Woo interview

British brothers Clive and Mark Ives, have been recording together since the seventies. Over that time they have developed a sound wholly their own, combining acoustic instrumentation (primarily guitar and clarinet) and electronics in a way that reflects the past, present and future. Touching upon jazz, psychedelic, ambient and folk/pop idioms.

“Our approach has always been quite random”

To begin with, when and where were you born and was music a big part of life in Ives household?
Clive Ives: Mark and I were born in South London. Mark was born in 1953 and I in 1956.
In 1963 the Beatles released their first album ‘Please Please Me’. So when I was 7 and Mark was 10 years old, we were both completely overcome with Beatle Mania! Inspired by their awesomeness, we created our first band called ‘The Tescades’. We got two of our mates involved, so we could each be one of the Fab Four. I had my grandad’s drum kit, so I guess that made me Ringo, and Mark and the other guys all had guitars. We would put on gigs for the neighbourhood kids in our street in our garage and sing ‘She loves you yeah, yeah, yeah’ into tin cans with strings, which we were convinced made the vocals louder. None of us could play our instruments…it must have been bad!

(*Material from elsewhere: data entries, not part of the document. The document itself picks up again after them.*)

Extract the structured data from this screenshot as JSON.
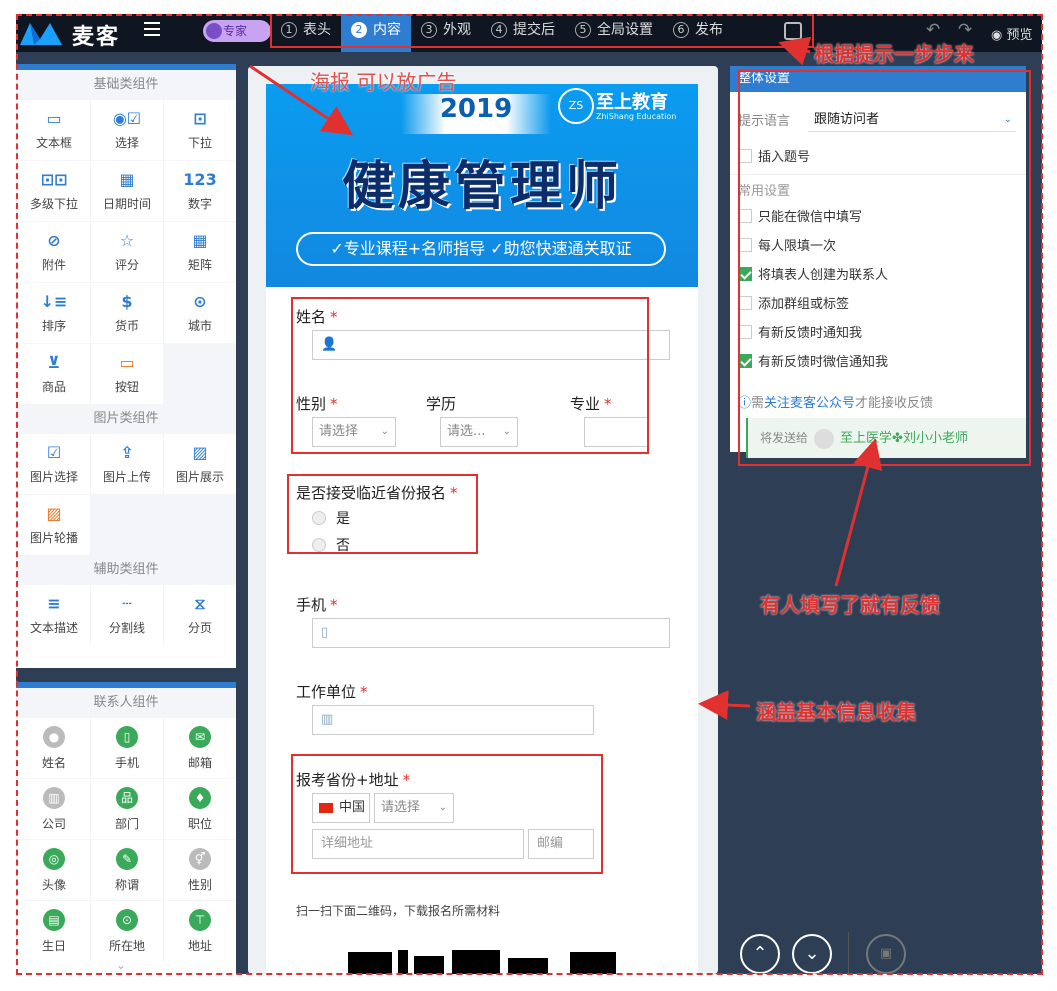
{
  "app": {
    "logo_text": "麦客",
    "expert_badge": "专家",
    "preview_label": "预览"
  },
  "steps": [
    {
      "num": "1",
      "label": "表头"
    },
    {
      "num": "2",
      "label": "内容"
    },
    {
      "num": "3",
      "label": "外观"
    },
    {
      "num": "4",
      "label": "提交后"
    },
    {
      "num": "5",
      "label": "全局设置"
    },
    {
      "num": "6",
      "label": "发布"
    }
  ],
  "palette": {
    "basic_title": "基础类组件",
    "basic": [
      "文本框",
      "选择",
      "下拉",
      "多级下拉",
      "日期时间",
      "数字",
      "附件",
      "评分",
      "矩阵",
      "排序",
      "货币",
      "城市",
      "商品",
      "按钮"
    ],
    "image_title": "图片类组件",
    "image": [
      "图片选择",
      "图片上传",
      "图片展示",
      "图片轮播"
    ],
    "aux_title": "辅助类组件",
    "aux": [
      "文本描述",
      "分割线",
      "分页"
    ],
    "contact_title": "联系人组件",
    "contact": [
      "姓名",
      "手机",
      "邮箱",
      "公司",
      "部门",
      "职位",
      "头像",
      "称谓",
      "性别",
      "生日",
      "所在地",
      "地址"
    ]
  },
  "banner": {
    "year": "2019",
    "brand": "至上教育",
    "brand_sub": "ZhiShang Education",
    "seal": "ZS",
    "title": "健康管理师",
    "slogan": "✓专业课程+名师指导 ✓助您快速通关取证"
  },
  "form": {
    "name_label": "姓名",
    "gender_label": "性别",
    "edu_label": "学历",
    "major_label": "专业",
    "select_placeholder": "请选择",
    "select_placeholder_short": "请选...",
    "province_q": "是否接受临近省份报名",
    "opt_yes": "是",
    "opt_no": "否",
    "phone_label": "手机",
    "work_label": "工作单位",
    "addr_label": "报考省份+地址",
    "country": "中国",
    "addr_placeholder": "详细地址",
    "zip_placeholder": "邮编",
    "qr_note": "扫一扫下面二维码，下载报名所需材料",
    "required_mark": "*"
  },
  "settings": {
    "title": "整体设置",
    "lang_label": "提示语言",
    "lang_value": "跟随访问者",
    "insert_label": "插入题号",
    "common_title": "常用设置",
    "options": [
      {
        "label": "只能在微信中填写",
        "checked": false
      },
      {
        "label": "每人限填一次",
        "checked": false
      },
      {
        "label": "将填表人创建为联系人",
        "checked": true
      },
      {
        "label": "添加群组或标签",
        "checked": false
      },
      {
        "label": "有新反馈时通知我",
        "checked": false
      },
      {
        "label": "有新反馈时微信通知我",
        "checked": true
      }
    ],
    "info_pre": "需",
    "info_link": "关注麦客公众号",
    "info_post": "才能接收反馈",
    "send_label": "将发送给",
    "send_user1": "至上医学",
    "send_user2": "刘小小老师"
  },
  "annotations": {
    "steps": "根据提示一步步来",
    "poster": "海报 可以放广告",
    "feedback": "有人填写了就有反馈",
    "basic": "涵盖基本信息收集"
  },
  "colors": {
    "accent": "#2e7dd1",
    "annot": "#e03030",
    "green": "#3aaa5a"
  }
}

I have a vivid memory of my dad trying to get Mark and me into classical music, playing Schubert’s ‘Trout Quintet’ on our record player at 45rpm, and us discovering half way through that it should have been at 33rpm.

My mum and dad only had three records – 1912 Overture, The Trout and the musical Gigi. On rainy days when we were stuck indoors, we would play the 1912 Overture loud at 78rpm and run really fast around the dinning room table until the rain stopped.
Our main influence from our family was our uncle who played tenor sax in jazz bands. We grew up with many visits to lunchtime gigs in South London pubs with him playing in various jazz combos. In his teens Mark would sometimes play the clarinet at these gigs. Our uncle opened our eyes and ears to some of the great jazz players and even took us to see Count Basie and his orchestra. Watching the Count play his minimal piano phrases over this amazing cool orchestra was an incredible inspiration.

At what age did you begin playing music and what were the first instruments that you played?
Mark started to write songs on his guitar when he was 13. I was his biggest fan! I spent several years getting all the pots and pans out of the kitchen and bashing them to accompany his songs.

How did you decide that you want to create something together, something your very own? What were your intentions when you started playing together?
Well, as I have explained, playing music had been a part of our lives from our childhood, but recording music became something particularly special. It had the feeling of Alice going through the mirror. Once you put your headphones on and start making noises with a synth or through a mike, add a little echo and begin to layer track upon track, there is no knowing where it’s going and what mysterious moods might emerge. Our approach has always been quite random, but the process has a purity that can bring unexpected results. At their best, once a track is finished and a title is required, the words appear and there is a satisfying feeling that this title belongs. More often than not, no words appear and you end up calling it something like ‘Tea Cup’ or ‘Blocked Nose’!